Despite the move to basic cable, Louie is about as deliriously profane as it can be. Even considering that it airs late at night, C.K. – who writes the program – gets away with a shocking amount of sexually explicit humor. Basically, the occasional F-bomb is bleeped (for both the network broadcast as well as the Blu-ray) but otherwise pretty much anything goes. The format is fairly loose, but follows the same basic pattern: two anecdotes about Louie’s life are presented in each episode, bookended with stand-up comedy. Yes, the program is a comedy but what helps make Louie so successful are the liberal doses of serious drama mixed in.

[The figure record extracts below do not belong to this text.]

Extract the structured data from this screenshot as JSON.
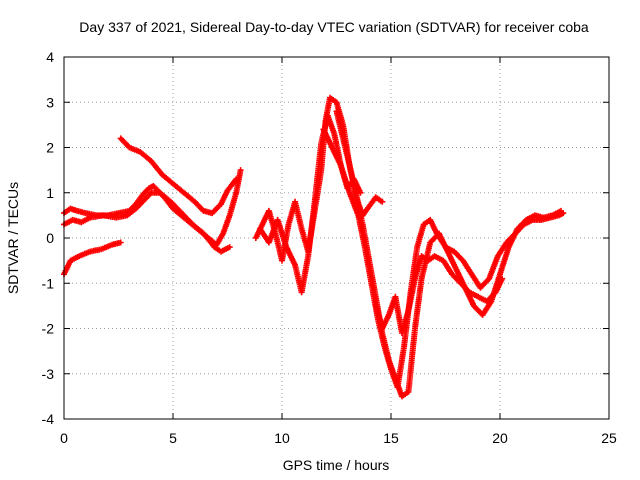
{
  "chart_data": {
    "type": "scatter",
    "title": "Day 337 of 2021, Sidereal Day-to-day VTEC variation (SDTVAR) for receiver coba",
    "xlabel": "GPS time / hours",
    "ylabel": "SDTVAR / TECUs",
    "xlim": [
      0,
      25
    ],
    "ylim": [
      -4,
      4
    ],
    "x_ticks": [
      "0",
      "5",
      "10",
      "15",
      "20",
      "25"
    ],
    "y_ticks": [
      "4",
      "3",
      "2",
      "1",
      "0",
      "-1",
      "-2",
      "-3",
      "-4"
    ],
    "grid": true,
    "marker": "plus",
    "color": "#ff0000",
    "series": [
      {
        "x": [
          0.0,
          0.3,
          0.6,
          1.0,
          1.5,
          2.0,
          2.5,
          3.0,
          3.3,
          3.6,
          3.9,
          4.1,
          4.3,
          4.6,
          5.0,
          5.5,
          6.0,
          6.5,
          7.0,
          7.3,
          7.6,
          7.9,
          8.1
        ],
        "y": [
          0.55,
          0.65,
          0.6,
          0.55,
          0.5,
          0.5,
          0.55,
          0.6,
          0.75,
          0.95,
          1.1,
          1.15,
          1.05,
          0.9,
          0.65,
          0.45,
          0.25,
          0.05,
          -0.15,
          0.1,
          0.5,
          1.0,
          1.5
        ]
      },
      {
        "x": [
          0.0,
          0.4,
          0.8,
          1.2,
          1.8,
          2.4,
          2.9,
          3.3,
          3.7,
          4.0,
          4.4,
          4.9,
          5.4,
          5.9,
          6.4,
          6.9,
          7.2,
          7.6
        ],
        "y": [
          0.3,
          0.4,
          0.35,
          0.45,
          0.5,
          0.45,
          0.5,
          0.65,
          0.85,
          1.0,
          1.0,
          0.8,
          0.55,
          0.3,
          0.1,
          -0.2,
          -0.3,
          -0.2
        ]
      },
      {
        "x": [
          0.0,
          0.3,
          0.7,
          1.2,
          1.7,
          2.2,
          2.6
        ],
        "y": [
          -0.8,
          -0.5,
          -0.4,
          -0.3,
          -0.25,
          -0.15,
          -0.1
        ]
      },
      {
        "x": [
          2.6,
          3.0,
          3.5,
          4.0,
          4.5,
          5.0,
          5.5,
          6.0,
          6.4,
          6.8,
          7.2,
          7.5,
          7.9
        ],
        "y": [
          2.2,
          2.0,
          1.9,
          1.7,
          1.4,
          1.2,
          1.0,
          0.8,
          0.6,
          0.55,
          0.75,
          1.05,
          1.3
        ]
      },
      {
        "x": [
          8.8,
          9.1,
          9.4,
          9.7,
          10.0,
          10.3,
          10.6,
          10.9,
          11.2,
          11.5,
          11.8,
          12.0,
          12.2,
          12.5,
          12.8,
          13.1,
          13.4,
          13.7,
          14.0,
          14.3,
          14.6
        ],
        "y": [
          0.0,
          0.3,
          0.6,
          0.1,
          -0.5,
          0.3,
          0.8,
          0.2,
          -0.3,
          0.6,
          1.5,
          2.6,
          3.1,
          3.0,
          2.5,
          1.6,
          0.9,
          0.5,
          0.7,
          0.9,
          0.8
        ]
      },
      {
        "x": [
          9.0,
          9.4,
          9.8,
          10.2,
          10.6,
          10.9,
          11.2,
          11.5,
          11.8,
          12.1,
          12.4,
          12.7,
          13.0,
          13.3,
          13.6
        ],
        "y": [
          0.2,
          -0.1,
          0.4,
          -0.2,
          -0.6,
          -1.2,
          -0.4,
          0.8,
          2.1,
          2.7,
          2.3,
          1.6,
          1.1,
          1.3,
          1.0
        ]
      },
      {
        "x": [
          11.9,
          12.3,
          12.7,
          13.1,
          13.5,
          13.8,
          14.1,
          14.4,
          14.7,
          15.0,
          15.3,
          15.6,
          15.9,
          16.2,
          16.5,
          16.8,
          17.1,
          17.5,
          17.9,
          18.3,
          18.7,
          19.1,
          19.5,
          19.9,
          20.3,
          20.7,
          21.1,
          21.5,
          21.9,
          22.3,
          22.7,
          22.9
        ],
        "y": [
          2.4,
          2.0,
          1.6,
          1.0,
          0.5,
          -0.2,
          -1.0,
          -1.8,
          -2.4,
          -2.9,
          -3.3,
          -2.4,
          -1.2,
          -0.2,
          0.3,
          0.4,
          0.1,
          -0.2,
          -0.3,
          -0.5,
          -0.8,
          -1.1,
          -0.9,
          -0.4,
          -0.1,
          0.1,
          0.3,
          0.4,
          0.4,
          0.45,
          0.5,
          0.55
        ]
      },
      {
        "x": [
          12.5,
          12.9,
          13.3,
          13.7,
          14.0,
          14.3,
          14.6,
          14.9,
          15.2,
          15.5,
          15.8,
          16.1,
          16.4,
          16.8,
          17.2,
          17.6,
          18.0,
          18.4,
          18.8,
          19.2,
          19.6,
          20.0,
          20.4,
          20.8,
          21.2,
          21.6,
          22.0,
          22.4,
          22.8
        ],
        "y": [
          2.8,
          2.0,
          1.2,
          0.3,
          -0.5,
          -1.3,
          -2.1,
          -2.7,
          -3.1,
          -3.5,
          -3.4,
          -2.0,
          -0.9,
          -0.1,
          0.1,
          -0.3,
          -0.7,
          -1.1,
          -1.5,
          -1.7,
          -1.4,
          -0.8,
          -0.2,
          0.2,
          0.4,
          0.5,
          0.45,
          0.5,
          0.6
        ]
      },
      {
        "x": [
          14.3,
          14.6,
          14.9,
          15.2,
          15.5,
          15.8,
          16.1,
          16.4,
          16.7,
          17.0,
          17.4,
          17.8,
          18.2,
          18.6,
          19.0,
          19.4,
          19.8,
          20.1
        ],
        "y": [
          -1.5,
          -2.0,
          -1.7,
          -1.3,
          -2.1,
          -1.6,
          -0.9,
          -0.4,
          -0.5,
          -0.4,
          -0.5,
          -0.8,
          -1.0,
          -1.2,
          -1.3,
          -1.4,
          -1.2,
          -0.9
        ]
      }
    ]
  }
}
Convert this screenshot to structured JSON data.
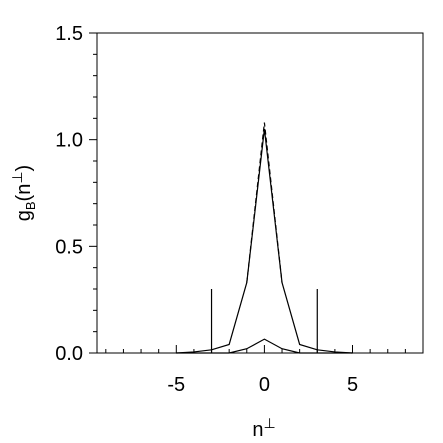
{
  "chart_data": {
    "type": "line",
    "xlabel": {
      "base": "n",
      "sup": "⊥"
    },
    "ylabel": {
      "base": "g",
      "sub": "B",
      "open": "(n",
      "sup": "⊥",
      "close": ")"
    },
    "xlim": [
      -9.5,
      9
    ],
    "ylim": [
      0,
      1.5
    ],
    "xticks": [
      -5,
      0,
      5
    ],
    "yticks": [
      {
        "value": 0,
        "label": "0.0"
      },
      {
        "value": 0.5,
        "label": "0.5"
      },
      {
        "value": 1,
        "label": "1.0"
      },
      {
        "value": 1.5,
        "label": "1.5"
      }
    ],
    "xminor": [
      -9,
      -8,
      -7,
      -6,
      -4,
      -3,
      -2,
      -1,
      1,
      2,
      3,
      4,
      6,
      7,
      8,
      9
    ],
    "yminor": [
      0.1,
      0.2,
      0.3,
      0.4,
      0.6,
      0.7,
      0.8,
      0.9,
      1.1,
      1.2,
      1.3,
      1.4
    ],
    "series": [
      {
        "color": "#000000",
        "dash": false,
        "x": [
          -5,
          -4,
          -3,
          -2,
          -1,
          0,
          1,
          2,
          3,
          4,
          5
        ],
        "values": [
          0,
          0.005,
          0.015,
          0.04,
          0.33,
          1.05,
          0.33,
          0.04,
          0.015,
          0.005,
          0
        ]
      },
      {
        "color": "#000000",
        "dash": true,
        "x": [
          -1,
          0,
          1
        ],
        "values": [
          0.33,
          1.08,
          0.33
        ]
      },
      {
        "color": "#000000",
        "dash": false,
        "x": [
          -5,
          -2,
          -1,
          0,
          1,
          2,
          5
        ],
        "values": [
          0,
          0,
          0.02,
          0.065,
          0.02,
          0,
          0
        ]
      },
      {
        "color": "#000000",
        "dash": false,
        "x": [
          -3,
          -3
        ],
        "values": [
          0,
          0.3
        ]
      },
      {
        "color": "#000000",
        "dash": false,
        "x": [
          3,
          3
        ],
        "values": [
          0,
          0.3
        ]
      }
    ]
  }
}
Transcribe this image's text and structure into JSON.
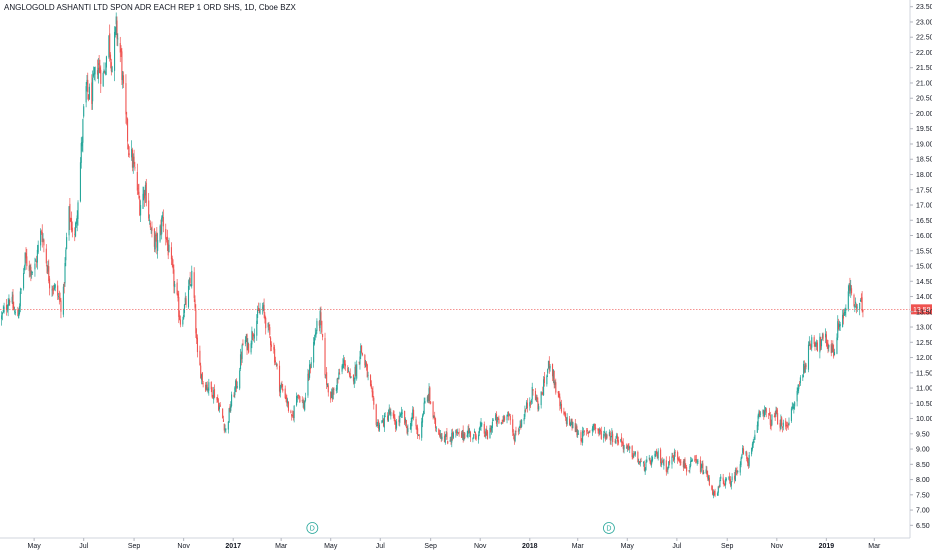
{
  "chart_data": {
    "type": "candlestick",
    "title": "ANGLOGOLD ASHANTI LTD SPON ADR EACH REP 1 ORD SHS, 1D, Cboe BZX",
    "y_ticks": [
      "6.50",
      "7.00",
      "7.50",
      "8.00",
      "8.50",
      "9.00",
      "9.50",
      "10.00",
      "10.50",
      "11.00",
      "11.50",
      "12.00",
      "12.50",
      "13.00",
      "13.50",
      "14.00",
      "14.50",
      "15.00",
      "15.50",
      "16.00",
      "16.50",
      "17.00",
      "17.50",
      "18.00",
      "18.50",
      "19.00",
      "19.50",
      "20.00",
      "20.50",
      "21.00",
      "21.50",
      "22.00",
      "22.50",
      "23.00",
      "23.50"
    ],
    "ylim": [
      6.15,
      23.72
    ],
    "x_ticks": [
      {
        "label": "May",
        "bold": false
      },
      {
        "label": "Jul",
        "bold": false
      },
      {
        "label": "Sep",
        "bold": false
      },
      {
        "label": "Nov",
        "bold": false
      },
      {
        "label": "2017",
        "bold": true
      },
      {
        "label": "Mar",
        "bold": false
      },
      {
        "label": "May",
        "bold": false
      },
      {
        "label": "Jul",
        "bold": false
      },
      {
        "label": "Sep",
        "bold": false
      },
      {
        "label": "Nov",
        "bold": false
      },
      {
        "label": "2018",
        "bold": true
      },
      {
        "label": "Mar",
        "bold": false
      },
      {
        "label": "May",
        "bold": false
      },
      {
        "label": "Jul",
        "bold": false
      },
      {
        "label": "Sep",
        "bold": false
      },
      {
        "label": "Nov",
        "bold": false
      },
      {
        "label": "2019",
        "bold": true
      },
      {
        "label": "Mar",
        "bold": false
      }
    ],
    "last_price": "13.58",
    "last_price_value": 13.58,
    "dividend_markers": [
      {
        "label": "D",
        "date": "2017-04"
      },
      {
        "label": "D",
        "date": "2018-04"
      }
    ],
    "up_color": "#26a69a",
    "down_color": "#ef5350",
    "price_line_color": "#ef5350",
    "close_path": [
      [
        "2016-03-22",
        13.3
      ],
      [
        "2016-04-01",
        14.0
      ],
      [
        "2016-04-10",
        13.2
      ],
      [
        "2016-04-20",
        15.2
      ],
      [
        "2016-05-01",
        14.8
      ],
      [
        "2016-05-10",
        16.2
      ],
      [
        "2016-05-20",
        14.5
      ],
      [
        "2016-05-28",
        14.2
      ],
      [
        "2016-06-05",
        13.6
      ],
      [
        "2016-06-12",
        16.8
      ],
      [
        "2016-06-20",
        15.9
      ],
      [
        "2016-06-26",
        18.0
      ],
      [
        "2016-07-03",
        20.8
      ],
      [
        "2016-07-10",
        20.5
      ],
      [
        "2016-07-18",
        21.6
      ],
      [
        "2016-07-25",
        21.2
      ],
      [
        "2016-08-01",
        22.4
      ],
      [
        "2016-08-05",
        21.6
      ],
      [
        "2016-08-10",
        22.8
      ],
      [
        "2016-08-16",
        21.8
      ],
      [
        "2016-08-20",
        20.2
      ],
      [
        "2016-08-25",
        19.0
      ],
      [
        "2016-09-01",
        18.2
      ],
      [
        "2016-09-08",
        17.0
      ],
      [
        "2016-09-15",
        17.6
      ],
      [
        "2016-09-22",
        16.0
      ],
      [
        "2016-09-30",
        15.7
      ],
      [
        "2016-10-06",
        16.6
      ],
      [
        "2016-10-14",
        15.4
      ],
      [
        "2016-10-20",
        14.5
      ],
      [
        "2016-10-28",
        13.2
      ],
      [
        "2016-11-05",
        13.9
      ],
      [
        "2016-11-12",
        14.8
      ],
      [
        "2016-11-18",
        12.0
      ],
      [
        "2016-11-25",
        11.2
      ],
      [
        "2016-12-03",
        11.0
      ],
      [
        "2016-12-10",
        10.8
      ],
      [
        "2016-12-17",
        10.2
      ],
      [
        "2016-12-23",
        9.6
      ],
      [
        "2016-12-30",
        10.6
      ],
      [
        "2017-01-06",
        11.2
      ],
      [
        "2017-01-14",
        12.6
      ],
      [
        "2017-01-20",
        12.4
      ],
      [
        "2017-01-28",
        13.1
      ],
      [
        "2017-02-05",
        13.7
      ],
      [
        "2017-02-12",
        13.0
      ],
      [
        "2017-02-20",
        12.2
      ],
      [
        "2017-02-27",
        11.1
      ],
      [
        "2017-03-06",
        10.8
      ],
      [
        "2017-03-14",
        9.9
      ],
      [
        "2017-03-21",
        10.9
      ],
      [
        "2017-03-29",
        10.4
      ],
      [
        "2017-04-05",
        11.6
      ],
      [
        "2017-04-12",
        12.8
      ],
      [
        "2017-04-18",
        13.3
      ],
      [
        "2017-04-25",
        11.3
      ],
      [
        "2017-05-02",
        10.7
      ],
      [
        "2017-05-10",
        11.3
      ],
      [
        "2017-05-18",
        11.9
      ],
      [
        "2017-05-25",
        11.2
      ],
      [
        "2017-06-01",
        11.6
      ],
      [
        "2017-06-07",
        12.3
      ],
      [
        "2017-06-13",
        11.7
      ],
      [
        "2017-06-20",
        10.8
      ],
      [
        "2017-06-27",
        9.8
      ],
      [
        "2017-07-05",
        9.9
      ],
      [
        "2017-07-12",
        10.2
      ],
      [
        "2017-07-20",
        9.8
      ],
      [
        "2017-07-28",
        10.1
      ],
      [
        "2017-08-04",
        9.6
      ],
      [
        "2017-08-10",
        10.1
      ],
      [
        "2017-08-17",
        9.4
      ],
      [
        "2017-08-24",
        10.4
      ],
      [
        "2017-08-30",
        10.8
      ],
      [
        "2017-09-06",
        9.8
      ],
      [
        "2017-09-14",
        9.5
      ],
      [
        "2017-09-22",
        9.3
      ],
      [
        "2017-09-30",
        9.5
      ],
      [
        "2017-10-08",
        9.4
      ],
      [
        "2017-10-16",
        9.6
      ],
      [
        "2017-10-24",
        9.4
      ],
      [
        "2017-11-02",
        9.7
      ],
      [
        "2017-11-10",
        9.4
      ],
      [
        "2017-11-18",
        10.0
      ],
      [
        "2017-11-26",
        9.8
      ],
      [
        "2017-12-04",
        10.3
      ],
      [
        "2017-12-12",
        9.4
      ],
      [
        "2017-12-20",
        9.8
      ],
      [
        "2017-12-27",
        10.3
      ],
      [
        "2018-01-05",
        10.9
      ],
      [
        "2018-01-12",
        10.4
      ],
      [
        "2018-01-20",
        11.3
      ],
      [
        "2018-01-26",
        11.9
      ],
      [
        "2018-02-02",
        11.0
      ],
      [
        "2018-02-10",
        10.1
      ],
      [
        "2018-02-18",
        9.9
      ],
      [
        "2018-02-25",
        9.7
      ],
      [
        "2018-03-05",
        9.4
      ],
      [
        "2018-03-12",
        9.5
      ],
      [
        "2018-03-20",
        9.8
      ],
      [
        "2018-03-28",
        9.5
      ],
      [
        "2018-04-06",
        9.5
      ],
      [
        "2018-04-14",
        9.4
      ],
      [
        "2018-04-22",
        9.3
      ],
      [
        "2018-04-30",
        9.0
      ],
      [
        "2018-05-10",
        8.8
      ],
      [
        "2018-05-20",
        8.4
      ],
      [
        "2018-05-30",
        8.6
      ],
      [
        "2018-06-08",
        8.8
      ],
      [
        "2018-06-18",
        8.4
      ],
      [
        "2018-06-28",
        8.8
      ],
      [
        "2018-07-06",
        8.7
      ],
      [
        "2018-07-14",
        8.3
      ],
      [
        "2018-07-22",
        8.6
      ],
      [
        "2018-07-30",
        8.4
      ],
      [
        "2018-08-06",
        8.2
      ],
      [
        "2018-08-12",
        7.8
      ],
      [
        "2018-08-18",
        7.3
      ],
      [
        "2018-08-24",
        8.0
      ],
      [
        "2018-09-01",
        7.9
      ],
      [
        "2018-09-08",
        8.0
      ],
      [
        "2018-09-14",
        8.4
      ],
      [
        "2018-09-20",
        8.9
      ],
      [
        "2018-09-27",
        8.6
      ],
      [
        "2018-10-04",
        9.2
      ],
      [
        "2018-10-10",
        10.2
      ],
      [
        "2018-10-16",
        10.3
      ],
      [
        "2018-10-24",
        9.9
      ],
      [
        "2018-10-31",
        10.1
      ],
      [
        "2018-11-08",
        9.7
      ],
      [
        "2018-11-15",
        9.9
      ],
      [
        "2018-11-22",
        10.4
      ],
      [
        "2018-11-30",
        11.3
      ],
      [
        "2018-12-08",
        12.0
      ],
      [
        "2018-12-15",
        12.7
      ],
      [
        "2018-12-22",
        12.4
      ],
      [
        "2018-12-30",
        12.6
      ],
      [
        "2019-01-04",
        12.4
      ],
      [
        "2019-01-10",
        12.2
      ],
      [
        "2019-01-16",
        13.1
      ],
      [
        "2019-01-24",
        13.5
      ],
      [
        "2019-01-30",
        14.3
      ],
      [
        "2019-02-06",
        13.6
      ],
      [
        "2019-02-12",
        13.7
      ],
      [
        "2019-02-18",
        13.58
      ]
    ]
  }
}
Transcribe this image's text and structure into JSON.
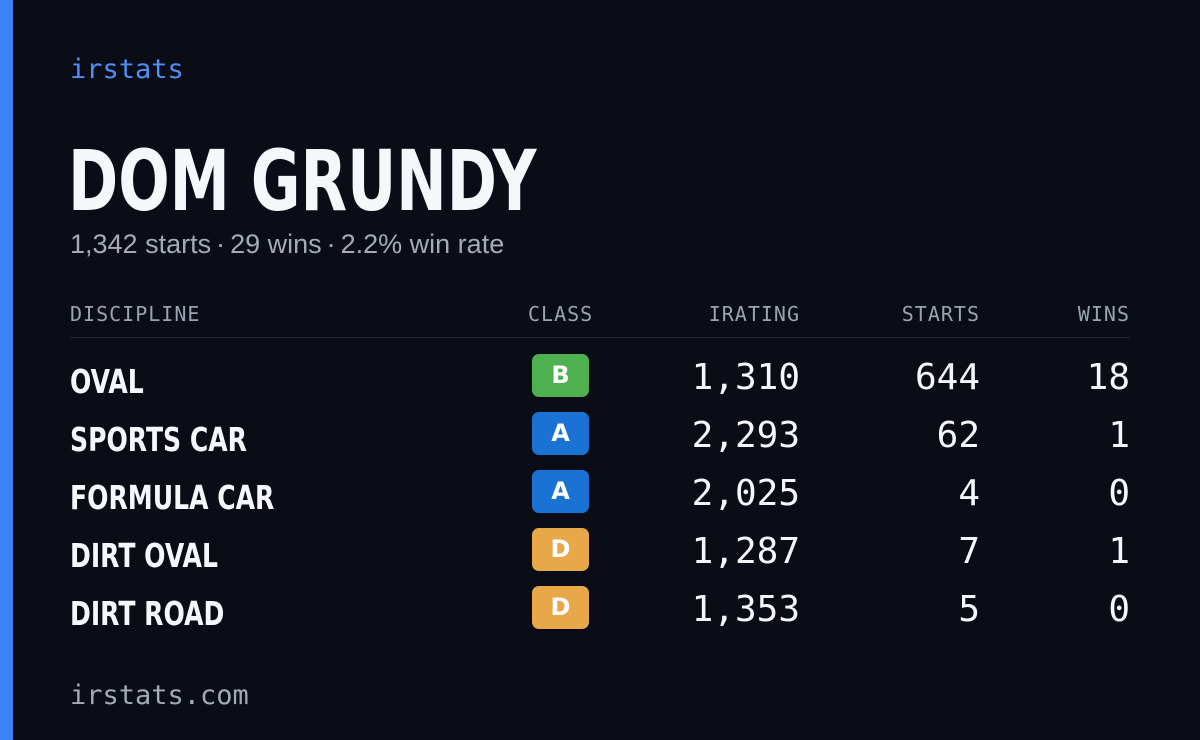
{
  "brand": "irstats",
  "player": {
    "name": "DOM GRUNDY",
    "starts": "1,342 starts",
    "wins": "29 wins",
    "win_rate": "2.2% win rate",
    "separator": "·"
  },
  "table": {
    "headers": {
      "discipline": "DISCIPLINE",
      "class": "CLASS",
      "irating": "IRATING",
      "starts": "STARTS",
      "wins": "WINS"
    },
    "rows": [
      {
        "discipline": "OVAL",
        "class": "B",
        "class_color": "#4fb050",
        "irating": "1,310",
        "starts": "644",
        "wins": "18"
      },
      {
        "discipline": "SPORTS CAR",
        "class": "A",
        "class_color": "#1a73d4",
        "irating": "2,293",
        "starts": "62",
        "wins": "1"
      },
      {
        "discipline": "FORMULA CAR",
        "class": "A",
        "class_color": "#1a73d4",
        "irating": "2,025",
        "starts": "4",
        "wins": "0"
      },
      {
        "discipline": "DIRT OVAL",
        "class": "D",
        "class_color": "#e8a84a",
        "irating": "1,287",
        "starts": "7",
        "wins": "1"
      },
      {
        "discipline": "DIRT ROAD",
        "class": "D",
        "class_color": "#e8a84a",
        "irating": "1,353",
        "starts": "5",
        "wins": "0"
      }
    ]
  },
  "footer": "irstats.com",
  "colors": {
    "background": "#0a0d15",
    "accent": "#3b82f6",
    "brand_text": "#4f8ff7"
  }
}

Louis C.K. portrays a comedian named Louis who drifts through his own life, lonely and bewildered. He has a handful of friends who are also comedians. He gets to see his kids on weekends. Other than performing and spending time with his kids, he seems disoriented and unsure about how to spend the majority of his time. His attempts at dating are marked by a general awkwardness. The relatively dry, observational tone is sometimes punctuated by surreal touches; one woman actually flees a first date with Louie by flying away in a nearby helicopter.
The program is a tad uneven, with certain scenarios being weaker than others. Of course, this is a very subjective matter. I didn’t find much humor in the episode where Louie’s mother comes out to him as a lesbian. It seemed forced - written and acted far too broadly to be effective. But this is a rare exception to an otherwise funny and thoughtful program. In a way, Louie is an update of the Seinfeld “show about nothing” format, without a live studio audience or the wacky cast of supporting characters. Much like Jerry Seinfeld, C.K. has a knack for dramatizing his stand-up material, but he does so in a more realistic fashion. The tone of Louie is far closer to classic Woody Allen movies such as Manhattan.